Горечь, как и ненависть — грубые материи. Он должен вступить в свою новую самость; он будет тем, чем он стал: громким, зловонным, отвратительным, невероятным, гротескным, бесчеловечным, могущественным. Он ощущал в себе способность протянуть мизинец и опрокинуть шпили церквей с растущей в нём силой, и гневом, гневом, гневом. Могущество.

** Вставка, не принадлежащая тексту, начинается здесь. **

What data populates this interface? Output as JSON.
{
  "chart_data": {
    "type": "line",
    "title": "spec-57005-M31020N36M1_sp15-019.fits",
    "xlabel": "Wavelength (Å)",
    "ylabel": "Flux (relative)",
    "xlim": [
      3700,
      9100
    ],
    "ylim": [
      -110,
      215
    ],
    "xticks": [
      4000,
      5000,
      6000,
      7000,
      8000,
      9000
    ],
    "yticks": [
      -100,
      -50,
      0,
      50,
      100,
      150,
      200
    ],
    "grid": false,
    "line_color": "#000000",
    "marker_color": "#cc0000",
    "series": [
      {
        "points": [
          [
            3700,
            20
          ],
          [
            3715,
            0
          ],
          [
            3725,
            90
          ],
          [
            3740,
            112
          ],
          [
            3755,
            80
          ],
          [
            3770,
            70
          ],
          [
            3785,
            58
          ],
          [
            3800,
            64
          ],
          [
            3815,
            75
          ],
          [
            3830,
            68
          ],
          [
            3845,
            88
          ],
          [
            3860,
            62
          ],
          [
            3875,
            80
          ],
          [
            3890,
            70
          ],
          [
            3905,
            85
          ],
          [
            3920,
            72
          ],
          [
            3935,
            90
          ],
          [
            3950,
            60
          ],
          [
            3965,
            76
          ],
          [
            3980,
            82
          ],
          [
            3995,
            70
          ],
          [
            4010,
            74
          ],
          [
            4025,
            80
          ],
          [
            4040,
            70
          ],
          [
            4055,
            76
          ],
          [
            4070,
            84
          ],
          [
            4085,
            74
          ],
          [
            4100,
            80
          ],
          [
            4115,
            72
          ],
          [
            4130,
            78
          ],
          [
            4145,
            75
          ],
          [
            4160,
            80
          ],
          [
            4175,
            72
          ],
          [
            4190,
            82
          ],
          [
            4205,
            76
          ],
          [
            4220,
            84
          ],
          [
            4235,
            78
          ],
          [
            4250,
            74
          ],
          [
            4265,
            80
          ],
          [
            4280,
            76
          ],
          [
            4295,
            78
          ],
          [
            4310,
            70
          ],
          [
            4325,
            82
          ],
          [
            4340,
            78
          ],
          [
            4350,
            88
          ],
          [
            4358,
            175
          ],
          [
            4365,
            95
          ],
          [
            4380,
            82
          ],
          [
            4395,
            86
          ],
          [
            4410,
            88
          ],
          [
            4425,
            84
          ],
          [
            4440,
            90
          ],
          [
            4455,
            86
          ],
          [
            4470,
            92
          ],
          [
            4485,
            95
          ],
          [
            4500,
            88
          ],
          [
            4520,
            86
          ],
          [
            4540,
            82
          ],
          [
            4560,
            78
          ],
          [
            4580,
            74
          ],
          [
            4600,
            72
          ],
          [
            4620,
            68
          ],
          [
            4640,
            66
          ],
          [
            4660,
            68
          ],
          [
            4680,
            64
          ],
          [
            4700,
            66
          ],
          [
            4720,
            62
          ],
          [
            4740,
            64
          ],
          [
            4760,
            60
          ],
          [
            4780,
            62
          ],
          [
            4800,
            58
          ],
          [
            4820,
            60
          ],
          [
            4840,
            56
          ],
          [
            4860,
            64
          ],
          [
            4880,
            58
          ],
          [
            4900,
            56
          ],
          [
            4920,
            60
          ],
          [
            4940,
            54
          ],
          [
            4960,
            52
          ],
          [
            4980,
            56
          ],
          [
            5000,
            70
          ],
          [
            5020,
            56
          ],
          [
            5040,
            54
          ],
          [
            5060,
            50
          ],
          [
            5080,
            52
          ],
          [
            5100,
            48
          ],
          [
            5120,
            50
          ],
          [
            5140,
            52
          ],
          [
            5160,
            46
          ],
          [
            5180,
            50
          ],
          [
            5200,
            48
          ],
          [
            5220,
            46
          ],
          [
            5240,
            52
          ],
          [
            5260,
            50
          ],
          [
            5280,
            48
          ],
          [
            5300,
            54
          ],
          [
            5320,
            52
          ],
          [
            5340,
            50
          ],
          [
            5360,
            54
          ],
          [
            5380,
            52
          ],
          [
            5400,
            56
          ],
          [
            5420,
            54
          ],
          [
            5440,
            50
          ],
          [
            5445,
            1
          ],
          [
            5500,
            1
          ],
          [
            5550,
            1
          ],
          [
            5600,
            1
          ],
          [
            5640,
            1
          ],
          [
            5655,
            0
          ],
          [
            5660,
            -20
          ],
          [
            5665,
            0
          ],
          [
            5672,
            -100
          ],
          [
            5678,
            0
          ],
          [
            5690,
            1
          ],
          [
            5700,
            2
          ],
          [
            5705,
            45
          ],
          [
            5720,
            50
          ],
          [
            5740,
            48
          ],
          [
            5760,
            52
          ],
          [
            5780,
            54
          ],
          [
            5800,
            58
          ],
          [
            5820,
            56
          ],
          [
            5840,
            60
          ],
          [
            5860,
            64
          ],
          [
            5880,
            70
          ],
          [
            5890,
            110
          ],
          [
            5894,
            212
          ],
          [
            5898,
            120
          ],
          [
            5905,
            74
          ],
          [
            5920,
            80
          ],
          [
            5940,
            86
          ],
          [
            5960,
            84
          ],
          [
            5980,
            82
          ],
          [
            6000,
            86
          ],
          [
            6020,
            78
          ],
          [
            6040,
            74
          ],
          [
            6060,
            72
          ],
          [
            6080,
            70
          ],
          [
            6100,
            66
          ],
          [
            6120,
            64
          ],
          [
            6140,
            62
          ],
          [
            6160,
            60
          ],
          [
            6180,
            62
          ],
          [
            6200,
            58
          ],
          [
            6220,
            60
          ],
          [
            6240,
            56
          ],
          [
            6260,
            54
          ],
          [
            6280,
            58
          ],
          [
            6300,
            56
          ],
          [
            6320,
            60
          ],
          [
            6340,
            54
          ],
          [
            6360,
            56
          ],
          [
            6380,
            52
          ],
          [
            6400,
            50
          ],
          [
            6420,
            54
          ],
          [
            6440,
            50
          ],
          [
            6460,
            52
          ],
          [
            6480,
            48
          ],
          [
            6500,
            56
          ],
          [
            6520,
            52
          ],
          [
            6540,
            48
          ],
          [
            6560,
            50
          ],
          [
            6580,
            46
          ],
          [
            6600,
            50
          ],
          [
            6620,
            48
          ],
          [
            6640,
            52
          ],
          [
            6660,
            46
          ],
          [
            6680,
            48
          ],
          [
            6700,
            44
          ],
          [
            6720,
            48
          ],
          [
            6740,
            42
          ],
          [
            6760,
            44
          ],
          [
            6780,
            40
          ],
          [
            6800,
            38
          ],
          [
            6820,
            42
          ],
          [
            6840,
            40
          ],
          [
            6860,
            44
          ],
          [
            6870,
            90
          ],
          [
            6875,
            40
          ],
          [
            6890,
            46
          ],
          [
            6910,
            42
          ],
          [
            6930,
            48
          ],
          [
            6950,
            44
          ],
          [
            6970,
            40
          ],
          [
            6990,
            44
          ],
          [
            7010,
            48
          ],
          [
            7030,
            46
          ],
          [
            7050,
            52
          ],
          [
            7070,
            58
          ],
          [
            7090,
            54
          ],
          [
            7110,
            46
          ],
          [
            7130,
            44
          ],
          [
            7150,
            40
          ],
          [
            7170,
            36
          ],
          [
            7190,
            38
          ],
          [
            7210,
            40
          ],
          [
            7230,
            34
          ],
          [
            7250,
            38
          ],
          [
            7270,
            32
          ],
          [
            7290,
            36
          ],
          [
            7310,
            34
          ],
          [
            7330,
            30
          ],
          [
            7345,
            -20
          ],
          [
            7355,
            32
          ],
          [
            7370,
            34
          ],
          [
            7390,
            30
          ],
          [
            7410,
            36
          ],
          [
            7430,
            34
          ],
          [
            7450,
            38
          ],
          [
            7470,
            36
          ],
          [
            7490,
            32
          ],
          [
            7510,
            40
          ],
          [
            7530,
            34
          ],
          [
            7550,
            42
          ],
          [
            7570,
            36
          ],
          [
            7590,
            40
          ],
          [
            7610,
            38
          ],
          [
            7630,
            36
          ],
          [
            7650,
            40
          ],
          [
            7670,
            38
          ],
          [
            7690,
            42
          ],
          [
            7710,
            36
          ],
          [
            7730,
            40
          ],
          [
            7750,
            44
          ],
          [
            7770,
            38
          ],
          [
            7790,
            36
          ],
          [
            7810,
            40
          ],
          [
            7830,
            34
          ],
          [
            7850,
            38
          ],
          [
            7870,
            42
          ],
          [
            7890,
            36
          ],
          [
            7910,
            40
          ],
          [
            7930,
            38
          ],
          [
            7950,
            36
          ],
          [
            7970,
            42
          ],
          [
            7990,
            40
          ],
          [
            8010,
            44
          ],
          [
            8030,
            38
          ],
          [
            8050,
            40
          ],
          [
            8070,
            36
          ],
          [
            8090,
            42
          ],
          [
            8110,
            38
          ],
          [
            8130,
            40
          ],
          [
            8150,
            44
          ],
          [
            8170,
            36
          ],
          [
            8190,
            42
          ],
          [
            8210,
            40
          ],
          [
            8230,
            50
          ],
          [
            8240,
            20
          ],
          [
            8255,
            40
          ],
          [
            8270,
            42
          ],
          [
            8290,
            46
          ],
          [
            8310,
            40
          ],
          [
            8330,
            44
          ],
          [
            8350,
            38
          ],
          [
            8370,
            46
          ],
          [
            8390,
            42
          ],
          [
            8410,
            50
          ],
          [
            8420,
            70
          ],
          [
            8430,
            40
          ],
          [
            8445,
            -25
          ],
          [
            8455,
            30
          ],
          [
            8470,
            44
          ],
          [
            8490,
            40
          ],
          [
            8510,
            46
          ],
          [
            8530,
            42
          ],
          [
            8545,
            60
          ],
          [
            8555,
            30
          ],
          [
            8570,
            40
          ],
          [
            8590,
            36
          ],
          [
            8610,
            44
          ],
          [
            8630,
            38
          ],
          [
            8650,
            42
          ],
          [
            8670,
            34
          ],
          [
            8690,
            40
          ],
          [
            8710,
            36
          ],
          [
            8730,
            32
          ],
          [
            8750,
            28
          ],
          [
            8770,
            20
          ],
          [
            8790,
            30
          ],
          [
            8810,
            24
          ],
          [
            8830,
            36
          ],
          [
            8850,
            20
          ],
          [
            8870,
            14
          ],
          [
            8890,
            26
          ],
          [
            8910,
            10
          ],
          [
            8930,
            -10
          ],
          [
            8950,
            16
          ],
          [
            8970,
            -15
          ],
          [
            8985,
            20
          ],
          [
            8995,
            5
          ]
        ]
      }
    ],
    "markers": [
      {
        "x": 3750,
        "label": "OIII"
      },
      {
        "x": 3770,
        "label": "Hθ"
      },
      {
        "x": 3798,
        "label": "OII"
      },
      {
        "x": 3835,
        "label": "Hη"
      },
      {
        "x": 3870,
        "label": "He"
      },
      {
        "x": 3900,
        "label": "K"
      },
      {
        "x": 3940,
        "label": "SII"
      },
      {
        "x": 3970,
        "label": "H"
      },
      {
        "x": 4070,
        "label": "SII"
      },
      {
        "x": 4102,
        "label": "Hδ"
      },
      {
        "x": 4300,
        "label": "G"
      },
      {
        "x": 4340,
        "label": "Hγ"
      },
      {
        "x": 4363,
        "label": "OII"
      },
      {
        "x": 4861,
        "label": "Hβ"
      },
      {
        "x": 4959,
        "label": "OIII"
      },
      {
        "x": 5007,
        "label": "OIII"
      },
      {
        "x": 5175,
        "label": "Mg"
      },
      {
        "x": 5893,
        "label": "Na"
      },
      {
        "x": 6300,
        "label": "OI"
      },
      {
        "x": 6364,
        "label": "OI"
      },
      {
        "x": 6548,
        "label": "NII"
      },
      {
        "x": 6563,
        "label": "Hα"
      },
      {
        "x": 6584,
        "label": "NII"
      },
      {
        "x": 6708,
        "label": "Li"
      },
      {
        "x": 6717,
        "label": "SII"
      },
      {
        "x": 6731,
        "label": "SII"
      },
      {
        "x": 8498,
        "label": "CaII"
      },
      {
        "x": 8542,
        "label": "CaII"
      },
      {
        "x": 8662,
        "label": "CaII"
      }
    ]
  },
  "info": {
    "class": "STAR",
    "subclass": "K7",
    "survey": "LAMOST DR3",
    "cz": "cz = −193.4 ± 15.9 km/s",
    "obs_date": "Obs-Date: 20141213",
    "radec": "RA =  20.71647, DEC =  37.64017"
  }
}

Он искал виноватого. Он также грезил; и в его грёзах фигура, лицо проплывали всё ближе: всё ещё призрачные, неясные, но скоро он сможет назвать их по имени.

Я есмь Я [724], смирился он.

Покорность.

 

*

Его жизнь в коконе Шаандаара разметало тем вечером, когда Ханиф Джонсон явился с воплями, что они арестовали Ухуру Симбу за убийства, совершённые Потрошителем Старушек, и с известием о том, что они собираются повесить на него ещё и дело о Чёрной Магии; он, должно быть, жрец-вуду[725] барон Самеди[726] падший парень, и репрессии — обычные избиения и нападения на частную собственность — уже начались.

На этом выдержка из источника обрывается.